Q8 A momentum question involving Newton's 3rd Law, conservation of momentum and conservation of kinetic energy.

A 0.20 kg green ball (m1) moving at 5.0 m/s collides in line with a 0.40 kg purple ball (m2) moving at 2.0 m/s.

Also, from high speed photography, the collision impact time was found to be 0.05 seconds.

After the collision, with both moving in the same direction, the 0.20 kg green ball continues moving forwards at a slower speed of 2.0 m/s and the purple ball also continues moving forwards at an increased speed of 3.50 m/s.

(a) Using Newton's 2nd Law, calculate the force involved in causing the changes in velocity.

F = ma = m∆v/∆t = m(v-u) ÷ 0.05, where F = force (N), m = mass (kg), v and u = final and initial velocities.

For the green ball: F = 0.2 x (2 - 5) ÷ 0.05 = -12 N

For the purple ball: F = 0.4 x (3.5 - 2) ÷ 0.05 = 12 N

(b) Do the results of your calculations in (a) comply with Newton's 3rd Law of Motion?
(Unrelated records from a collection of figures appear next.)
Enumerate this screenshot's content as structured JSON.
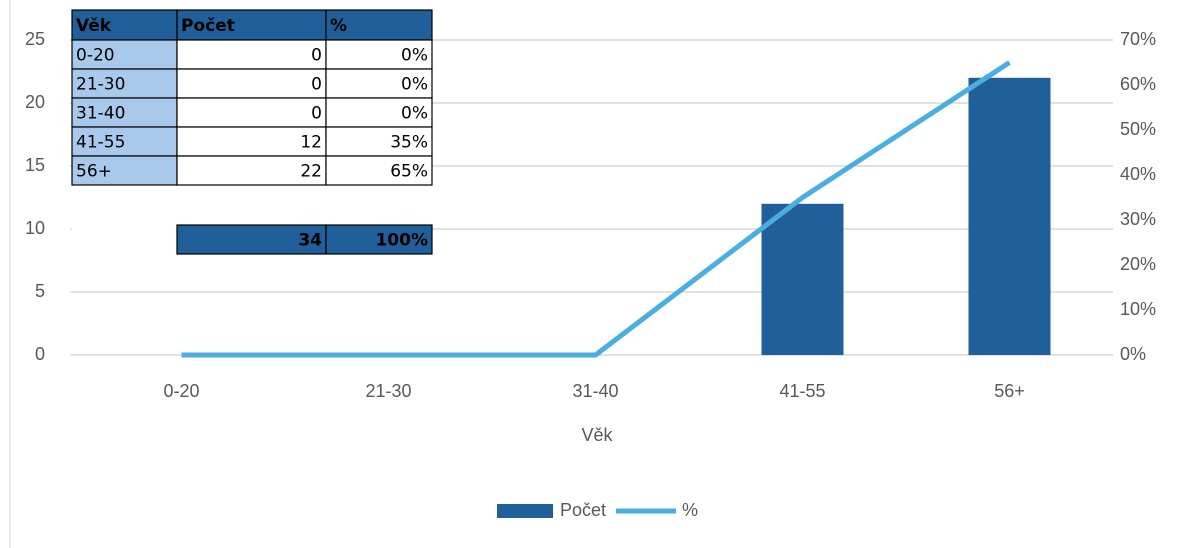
{
  "chart_data": {
    "type": "combo",
    "xlabel": "Věk",
    "categories": [
      "0-20",
      "21-30",
      "31-40",
      "41-55",
      "56+"
    ],
    "series": [
      {
        "name": "Počet",
        "type": "bar",
        "color": "#215f9a",
        "values": [
          0,
          0,
          0,
          12,
          22
        ]
      },
      {
        "name": "%",
        "type": "line",
        "axis": "y2",
        "color": "#4aaee0",
        "values": [
          0,
          0,
          0,
          35,
          65
        ]
      }
    ],
    "ylim": [
      0,
      25
    ],
    "yticks": [
      0,
      5,
      10,
      15,
      20,
      25
    ],
    "y2lim": [
      0,
      70
    ],
    "y2ticks": [
      {
        "value": 0,
        "label": "0%"
      },
      {
        "value": 10,
        "label": "10%"
      },
      {
        "value": 20,
        "label": "20%"
      },
      {
        "value": 30,
        "label": "30%"
      },
      {
        "value": 40,
        "label": "40%"
      },
      {
        "value": 50,
        "label": "50%"
      },
      {
        "value": 60,
        "label": "60%"
      },
      {
        "value": 70,
        "label": "70%"
      }
    ],
    "grid": true,
    "legend": "bottom"
  },
  "table": {
    "header": [
      "Věk",
      "Počet",
      "%"
    ],
    "rows": [
      [
        "0-20",
        "0",
        "0%"
      ],
      [
        "21-30",
        "0",
        "0%"
      ],
      [
        "31-40",
        "0",
        "0%"
      ],
      [
        "41-55",
        "12",
        "35%"
      ],
      [
        "56+",
        "22",
        "65%"
      ]
    ],
    "total": [
      "34",
      "100%"
    ]
  }
}
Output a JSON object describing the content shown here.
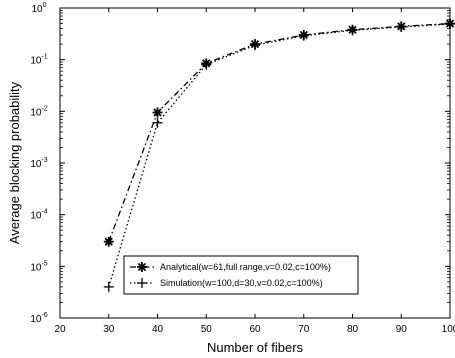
{
  "chart_data": {
    "type": "line",
    "title": "",
    "xlabel": "Number of fibers",
    "ylabel": "Average blocking probability",
    "xlim": [
      20,
      100
    ],
    "ylim": [
      1e-06,
      1
    ],
    "yscale": "log",
    "grid": false,
    "legend_position": "lower-right",
    "x_ticks": [
      "20",
      "30",
      "40",
      "50",
      "60",
      "70",
      "80",
      "90",
      "100"
    ],
    "y_ticks": [
      {
        "base": "10",
        "exp": "0"
      },
      {
        "base": "10",
        "exp": "-1"
      },
      {
        "base": "10",
        "exp": "-2"
      },
      {
        "base": "10",
        "exp": "-3"
      },
      {
        "base": "10",
        "exp": "-4"
      },
      {
        "base": "10",
        "exp": "-5"
      },
      {
        "base": "10",
        "exp": "-6"
      }
    ],
    "series": [
      {
        "name": "Analytical(w=61,full range,v=0.02,c=100%)",
        "marker": "asterisk",
        "line": "dash-dot",
        "color": "#000000",
        "x": [
          30,
          40,
          50,
          60,
          70,
          80,
          90,
          100
        ],
        "y": [
          3e-05,
          0.0095,
          0.085,
          0.2,
          0.3,
          0.38,
          0.44,
          0.5
        ]
      },
      {
        "name": "Simulation(w=100,d=30,v=0.02,c=100%)",
        "marker": "plus",
        "line": "dotted",
        "color": "#000000",
        "x": [
          30,
          40,
          50,
          60,
          70,
          80,
          90,
          100
        ],
        "y": [
          4e-06,
          0.006,
          0.08,
          0.19,
          0.29,
          0.37,
          0.43,
          0.49
        ]
      }
    ]
  }
}
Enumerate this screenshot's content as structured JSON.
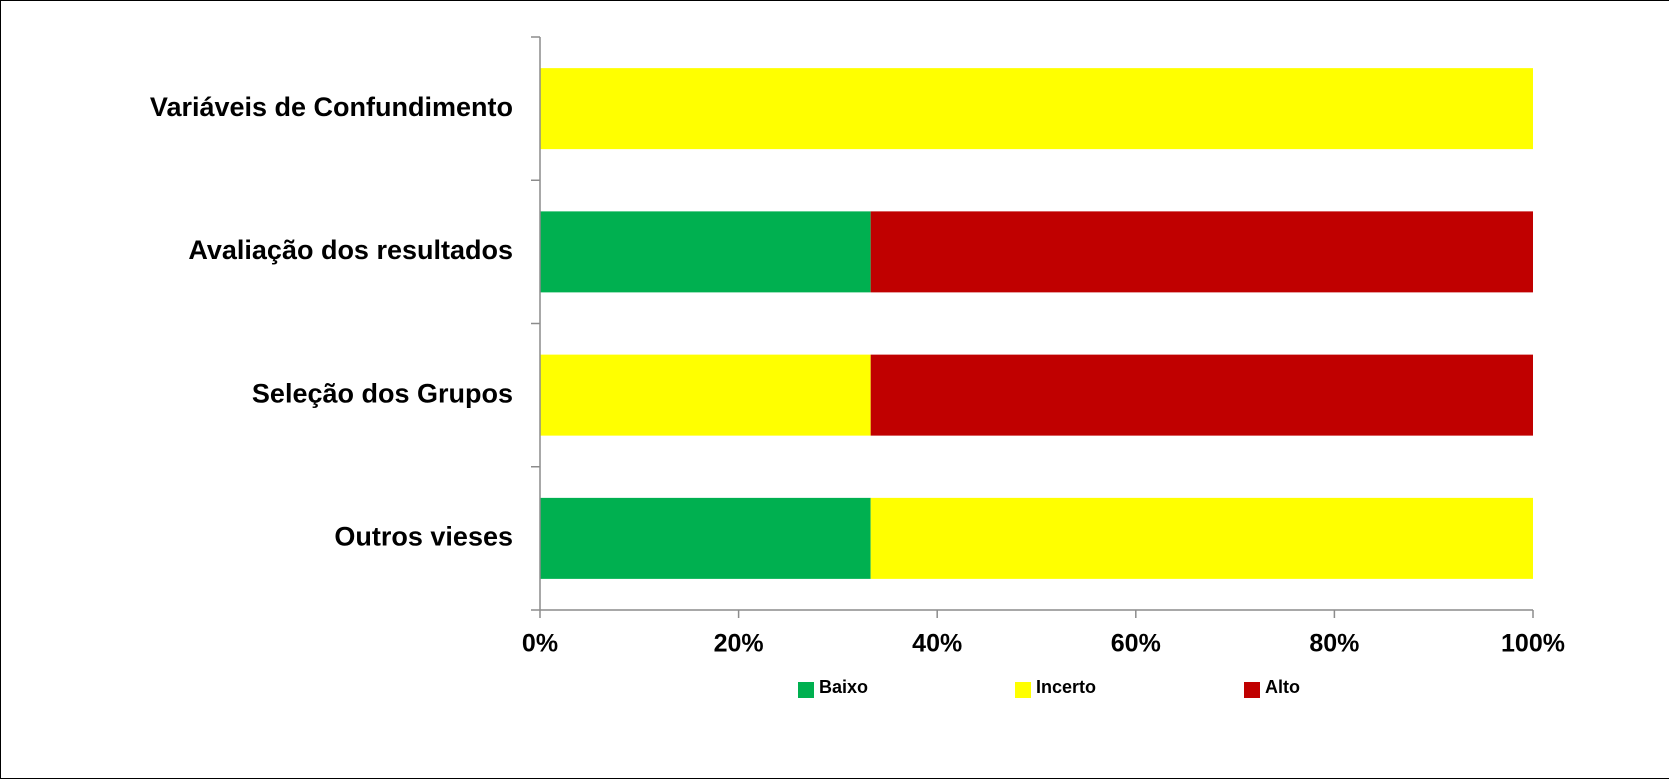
{
  "chart_data": {
    "type": "bar",
    "orientation": "horizontal",
    "stacked": "percent",
    "categories": [
      "Variáveis de Confundimento",
      "Avaliação dos resultados",
      "Seleção dos Grupos",
      "Outros vieses"
    ],
    "series": [
      {
        "name": "Baixo",
        "color": "#00b050",
        "values": [
          0,
          33.3,
          0,
          33.3
        ]
      },
      {
        "name": "Incerto",
        "color": "#ffff00",
        "values": [
          100,
          0,
          33.3,
          66.7
        ]
      },
      {
        "name": "Alto",
        "color": "#c00000",
        "values": [
          0,
          66.7,
          66.7,
          0
        ]
      }
    ],
    "xlim": [
      0,
      100
    ],
    "x_ticks": [
      "0%",
      "20%",
      "40%",
      "60%",
      "80%",
      "100%"
    ],
    "title": "",
    "xlabel": "",
    "ylabel": "",
    "grid": false,
    "legend_position": "bottom"
  }
}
Yes they do. See notes on Newton's 3rd Law

Newton's Third Law of motion states that when two objects interact, the forces they exert on each other are equal in numerical value, act in opposite directions and are of the same type.

The impact forces are the same size and act in opposite directions.

The impact forces act on two different objects with same type of normal contact force.